Afghanistan: Starke Nachbeben erschweren Rettungsarbeiten

Weitere starke Nachbeben erschüttern Westen von Afghanistan – Rettungsarbeiten gestalten sich schwierig

Nach dem Erdbeben der Magnitude 6,1, das den Westen Afghanistans am 31. August erschütterte und große Zerstörungen anrichtete, gab es weitere Nachbeben mit Magnituden im Fünferbereich. So gab es Donnerstag ein Beben M 5,6. Heute manifestierte sich ein Erdstoß M 5,2. Das EMSC listet 19 Beben mit Magnituden ab 4,0. Die Beben sind stark genug, um marode und vorgeschwächte Gebäude zum Einsturz zu bringen und die Trümmer bereits kollabierter Häuser weiter zu verdichten, was etwaige Überlebende unter den Trümmern zusätzlich gefährdet.



Weitere Erdbeben in Afghanistan. © EMSC

Die Hoffnung auf Rettung etwaiger Eingeschlossener schwindet auch ohne neue Erdbeben stündlich. Bis jetzt wurden gut 2.200 Tote geborgen. Fast ebenso viele Menschen wurden verletzt. Das Nachbeben vom Donnerstag richtete weitere Schäden an und verursachte zusätzliche Verletzungen. Die Rettungsarbeiten wurden unterbrochen. Bereits am Dienstag hatte ein Beben der Stärke 5,5 die Rettungsmaßnahmen gestört.
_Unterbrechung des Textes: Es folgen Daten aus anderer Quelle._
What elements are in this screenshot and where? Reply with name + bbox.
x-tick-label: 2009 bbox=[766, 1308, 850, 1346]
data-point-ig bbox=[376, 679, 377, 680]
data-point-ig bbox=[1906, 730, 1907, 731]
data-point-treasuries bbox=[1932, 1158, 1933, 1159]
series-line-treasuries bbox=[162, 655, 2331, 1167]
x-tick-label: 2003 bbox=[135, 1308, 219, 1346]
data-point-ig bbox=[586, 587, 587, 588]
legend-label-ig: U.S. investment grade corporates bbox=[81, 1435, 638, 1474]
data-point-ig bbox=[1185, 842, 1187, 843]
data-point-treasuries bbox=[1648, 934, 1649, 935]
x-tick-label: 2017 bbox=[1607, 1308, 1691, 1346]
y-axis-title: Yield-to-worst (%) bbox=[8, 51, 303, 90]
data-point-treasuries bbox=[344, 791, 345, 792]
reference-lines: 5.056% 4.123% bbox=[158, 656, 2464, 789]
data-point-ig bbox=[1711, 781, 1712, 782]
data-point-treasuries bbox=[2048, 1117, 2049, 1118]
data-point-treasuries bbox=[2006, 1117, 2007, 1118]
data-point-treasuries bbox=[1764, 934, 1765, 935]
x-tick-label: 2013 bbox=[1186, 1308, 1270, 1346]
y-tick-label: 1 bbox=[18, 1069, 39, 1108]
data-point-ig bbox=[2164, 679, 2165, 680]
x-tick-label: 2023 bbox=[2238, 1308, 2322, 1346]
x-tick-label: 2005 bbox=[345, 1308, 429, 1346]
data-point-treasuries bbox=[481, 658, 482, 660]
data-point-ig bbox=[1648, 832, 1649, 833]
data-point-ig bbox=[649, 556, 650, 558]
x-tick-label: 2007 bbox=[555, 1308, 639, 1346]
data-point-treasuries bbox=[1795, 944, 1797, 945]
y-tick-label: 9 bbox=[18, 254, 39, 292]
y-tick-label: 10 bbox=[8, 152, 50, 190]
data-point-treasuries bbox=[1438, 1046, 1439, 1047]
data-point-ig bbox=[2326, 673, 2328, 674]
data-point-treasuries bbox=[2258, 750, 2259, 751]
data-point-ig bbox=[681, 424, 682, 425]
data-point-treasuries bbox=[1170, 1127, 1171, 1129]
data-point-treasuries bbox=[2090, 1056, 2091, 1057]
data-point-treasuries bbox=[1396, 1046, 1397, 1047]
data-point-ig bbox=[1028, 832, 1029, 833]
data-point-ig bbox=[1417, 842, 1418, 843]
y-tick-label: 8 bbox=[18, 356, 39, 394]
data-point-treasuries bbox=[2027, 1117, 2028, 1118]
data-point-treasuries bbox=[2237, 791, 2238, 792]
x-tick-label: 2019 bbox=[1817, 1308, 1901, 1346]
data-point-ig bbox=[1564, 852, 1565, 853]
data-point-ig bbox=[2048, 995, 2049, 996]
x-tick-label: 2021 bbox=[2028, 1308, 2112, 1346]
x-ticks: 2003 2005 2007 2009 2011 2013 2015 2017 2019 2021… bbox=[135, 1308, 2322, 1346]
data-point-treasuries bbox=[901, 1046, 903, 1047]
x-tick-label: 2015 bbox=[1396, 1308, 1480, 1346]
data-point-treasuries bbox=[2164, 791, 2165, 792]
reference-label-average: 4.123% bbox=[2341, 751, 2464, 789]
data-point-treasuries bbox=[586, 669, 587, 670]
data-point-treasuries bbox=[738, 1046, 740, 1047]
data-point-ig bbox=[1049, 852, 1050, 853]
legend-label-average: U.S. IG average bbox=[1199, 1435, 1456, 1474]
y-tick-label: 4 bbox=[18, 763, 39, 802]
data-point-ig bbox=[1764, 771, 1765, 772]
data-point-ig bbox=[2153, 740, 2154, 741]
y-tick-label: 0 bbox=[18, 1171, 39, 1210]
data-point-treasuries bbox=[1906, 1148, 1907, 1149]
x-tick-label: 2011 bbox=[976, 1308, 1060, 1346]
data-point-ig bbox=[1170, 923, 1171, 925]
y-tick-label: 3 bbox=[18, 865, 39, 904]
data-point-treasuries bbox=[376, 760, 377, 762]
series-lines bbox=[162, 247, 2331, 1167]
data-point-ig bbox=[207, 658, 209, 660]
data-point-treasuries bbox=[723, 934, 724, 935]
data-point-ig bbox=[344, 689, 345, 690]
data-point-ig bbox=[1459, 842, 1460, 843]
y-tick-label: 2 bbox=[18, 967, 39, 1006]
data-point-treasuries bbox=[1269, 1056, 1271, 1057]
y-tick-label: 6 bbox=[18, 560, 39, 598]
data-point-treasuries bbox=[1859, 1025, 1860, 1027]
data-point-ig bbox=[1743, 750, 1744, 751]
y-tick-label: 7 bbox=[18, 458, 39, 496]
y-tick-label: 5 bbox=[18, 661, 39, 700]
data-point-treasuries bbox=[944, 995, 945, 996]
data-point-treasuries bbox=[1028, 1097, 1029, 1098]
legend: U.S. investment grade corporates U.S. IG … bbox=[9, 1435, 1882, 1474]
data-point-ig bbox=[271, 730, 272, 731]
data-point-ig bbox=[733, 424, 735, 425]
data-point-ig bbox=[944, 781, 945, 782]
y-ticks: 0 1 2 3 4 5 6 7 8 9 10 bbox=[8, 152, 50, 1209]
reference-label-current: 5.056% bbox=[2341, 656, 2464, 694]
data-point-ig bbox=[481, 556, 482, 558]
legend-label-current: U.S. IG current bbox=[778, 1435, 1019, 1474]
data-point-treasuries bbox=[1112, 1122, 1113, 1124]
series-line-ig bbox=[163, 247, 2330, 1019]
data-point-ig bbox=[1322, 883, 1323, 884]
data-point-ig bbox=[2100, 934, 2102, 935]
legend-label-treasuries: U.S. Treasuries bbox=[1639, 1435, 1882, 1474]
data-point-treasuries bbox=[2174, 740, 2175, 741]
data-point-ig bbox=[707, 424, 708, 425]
In der Erdbebenregion sind nach offiziellen Angaben rund 7.000 Häuser zerstört, ganze Dörfer wurden dem Erdboden gleichgemacht. Die Zerstörungen machten auch vor anderer Infrastruktur wie Straßen und Brücken nicht halt. In der Gebirgsregion verlaufen viele Straßen entlang von Steilhängen, die abgerutscht sind oder von Felsstürzen blockiert wurden, was nicht nur Rettungseinsätze erschwert, sondern auch die Versorgung Überlebender. Da viele Bergdörfer von der Außenwelt abgeschnitten sind, werden Lebensmittel und Notfallgüter aus der Luft abgeworfen. Außerdem mangelt es an schwerem Bergungsgerät.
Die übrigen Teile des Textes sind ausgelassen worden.